Pre-draft measurables
| Height | Weight | 40-yard dash | 10-yard split | 20-yard split | 20-yard shuttle | Three-cone drill | Vertical jump | Broad jump | Bench press |
| 6 ft 5+1⁄2 in (1.97 m) | 244 lb (111 kg) | 4.87 s | 1.69 s | 2.82 s | 4.39 s | 7.23 s | 29 in (0.74 m) | 9 ft 6 in (2.90 m) | 17 reps |
All values from Oregon Pro Day

===Houston Texans===
After going undrafted, Baylis signed with the Houston Texans on May 12, 2017. He was waived by the Texans on September 2 and signed to the team's practice squad the next day. Prior to the game against the Cincinnati Bengals on September 14, Texans tight ends C. J. Fiedorowicz, Ryan Griffin and Stephen Anderson were all in the concussion protocol. As a result, Baylis was promoted to the active roster on September 13, 2017, and made his NFL debut as the only active tight end. He was waived by the Texans on September 20.

===Indianapolis Colts===
On October 3, 2017, Baylis was signed to the Indianapolis Colts' practice squad, but was waived four days later.

===Carolina Panthers===
On October 31, 2017, Baylis was signed to the Carolina Panthers' practice squad. He signed a reserve/future contract with the Panthers on January 8, 2018.

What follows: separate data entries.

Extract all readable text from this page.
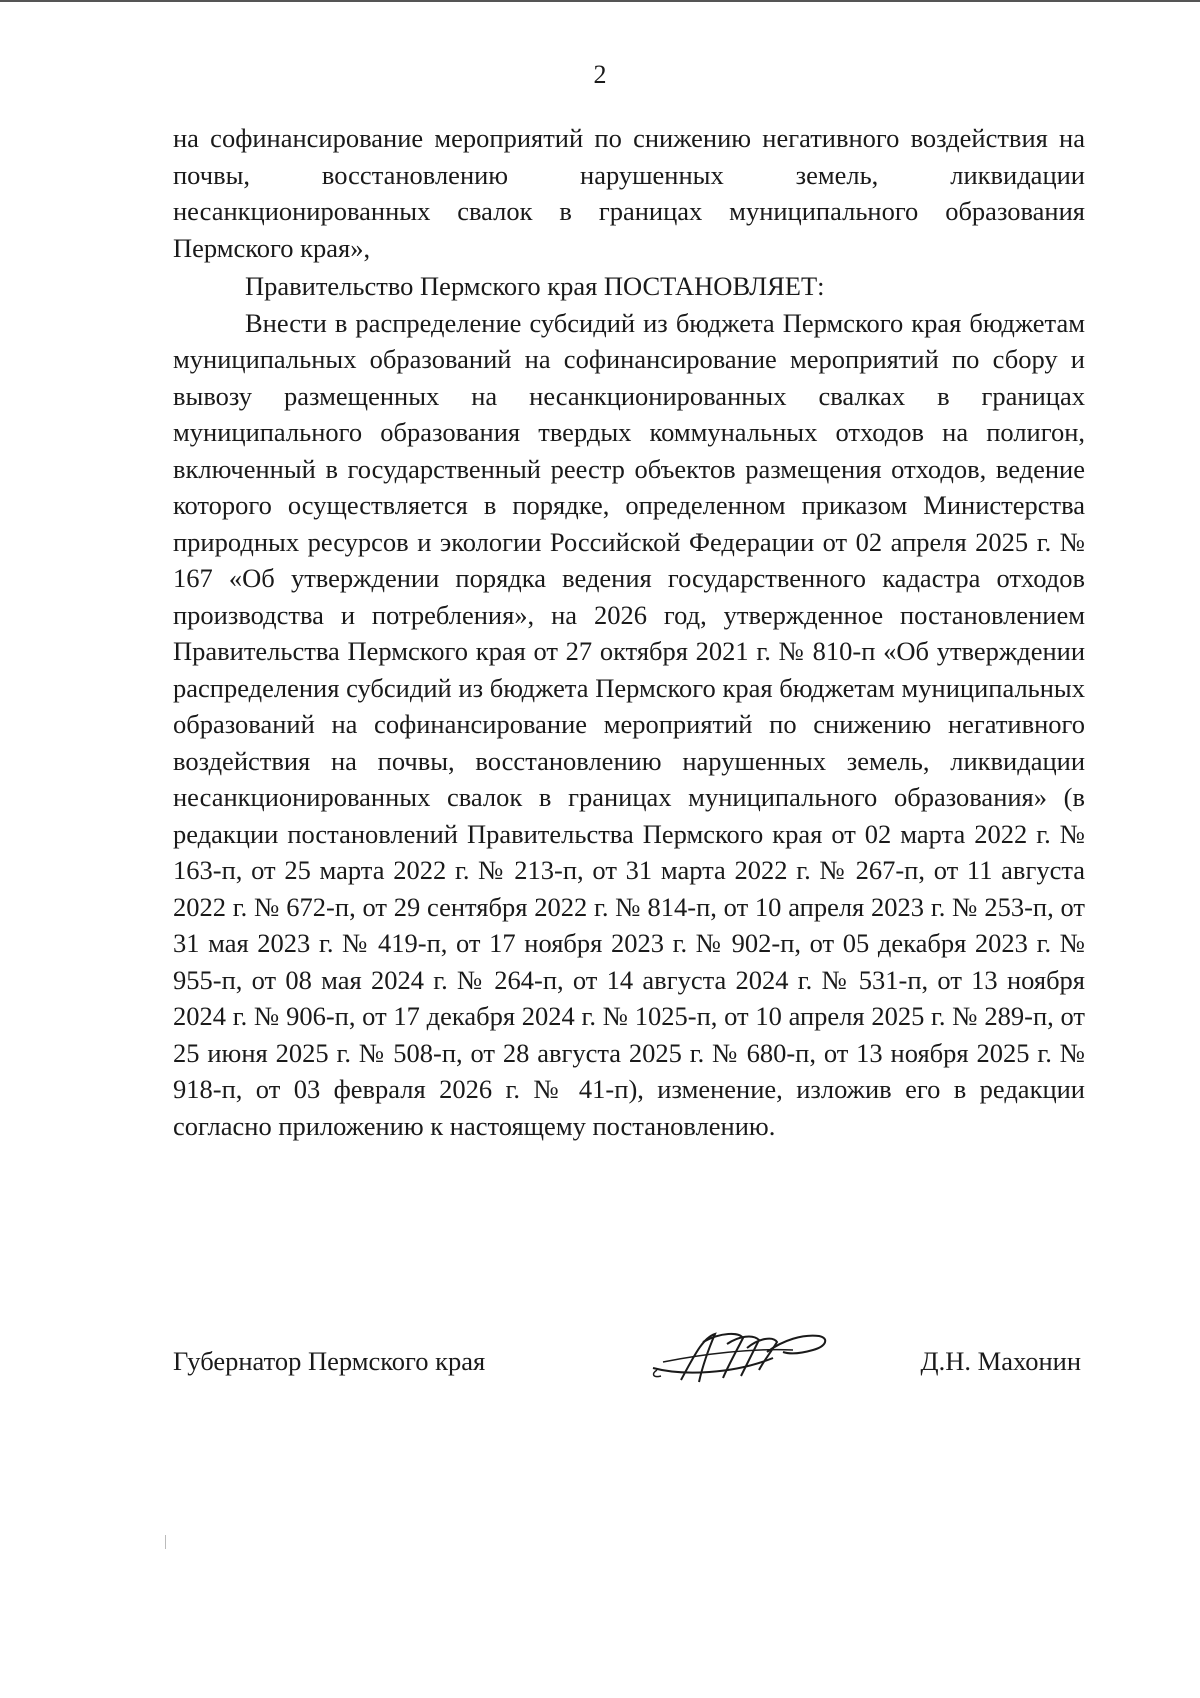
2

на софинансирование мероприятий по снижению негативного воздействия на почвы, восстановлению нарушенных земель, ликвидации несанкционированных свалок в границах муниципального образования Пермского края»,

Правительство Пермского края ПОСТАНОВЛЯЕТ:

Внести в распределение субсидий из бюджета Пермского края бюджетам муниципальных образований на софинансирование мероприятий по сбору и вывозу размещенных на несанкционированных свалках в границах муниципального образования твердых коммунальных отходов на полигон, включенный в государственный реестр объектов размещения отходов, ведение которого осуществляется в порядке, определенном приказом Министерства природных ресурсов и экологии Российской Федерации от 02 апреля 2025 г. № 167 «Об утверждении порядка ведения государственного кадастра отходов производства и потребления», на 2026 год, утвержденное постановлением Правительства Пермского края от 27 октября 2021 г. № 810-п «Об утверждении распределения субсидий из бюджета Пермского края бюджетам муниципальных образований на софинансирование мероприятий по снижению негативного воздействия на почвы, восстановлению нарушенных земель, ликвидации несанкционированных свалок в границах муниципального образования» (в редакции постановлений Правительства Пермского края от 02 марта 2022 г. № 163-п, от 25 марта 2022 г. № 213-п, от 31 марта 2022 г. № 267-п, от 11 августа 2022 г. № 672-п, от 29 сентября 2022 г. № 814-п, от 10 апреля 2023 г. № 253-п, от 31 мая 2023 г. № 419-п, от 17 ноября 2023 г. № 902-п, от 05 декабря 2023 г. № 955-п, от 08 мая 2024 г. № 264-п, от 14 августа 2024 г. № 531-п, от 13 ноября 2024 г. № 906-п, от 17 декабря 2024 г. № 1025-п, от 10 апреля 2025 г. № 289-п, от 25 июня 2025 г. № 508-п, от 28 августа 2025 г. № 680-п, от 13 ноября 2025 г. № 918-п, от 03 февраля 2026 г. № 41-п), изменение, изложив его в редакции согласно приложению к настоящему постановлению.

Губернатор Пермского края	Д.Н. Махонин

On August 31, 2018, Baylis was waived by the Panthers.

===Green Bay Packers===
On December 26, 2018, Baylis was signed to the Green Bay Packers practice squad. He signed a reserve/future contract with the Packers on December 31, 2018.

On August 31, 2019, Baylis was waived by the Packers and was signed to the practice squad the next day. He was promoted to the active roster on September 19, 2019. He was waived again on October 3, 2019, and re-signed to the practice squad. He was promoted back to the active roster on October 14. He was waived on October 29 and re-signed to the practice squad. He signed a reserve/future contract with the Packers on January 21, 2020.

Baylis was waived on September 5, 2020.

===Arizona Cardinals===
On September 29, 2020, Baylis was signed to the Arizona Cardinals practice squad. He was elevated to the active roster on October 10 for the team's week 5 game against the New York Jets, and reverted to the practice squad after the game. He was promoted to the active roster on October 19, 2020. He was waived by the Cardinals on October 27, 2020, and re-signed to the practice squad on November 2. He was promoted back to the active roster on November 19. He was waived on November 21 and re-signed to the practice squad three days later. He was promoted back to the active roster on November 28, 2020, but was waived two days later and signed back to the practice squad on December 2. His practice squad contract with the team expired after the season on January 11, 2021.

===Kansas City Chiefs===
On January 16, 2021, Baylis signed with the practice squad of the Kansas City Chiefs. On February 9, 2021, Baylis re-signed with the Chiefs. He was waived with an injury designation on August 17. After clearing waivers, he was added to the Chiefs' injured reserve. He was released on August 26 after reaching an injury settlement with the Chiefs.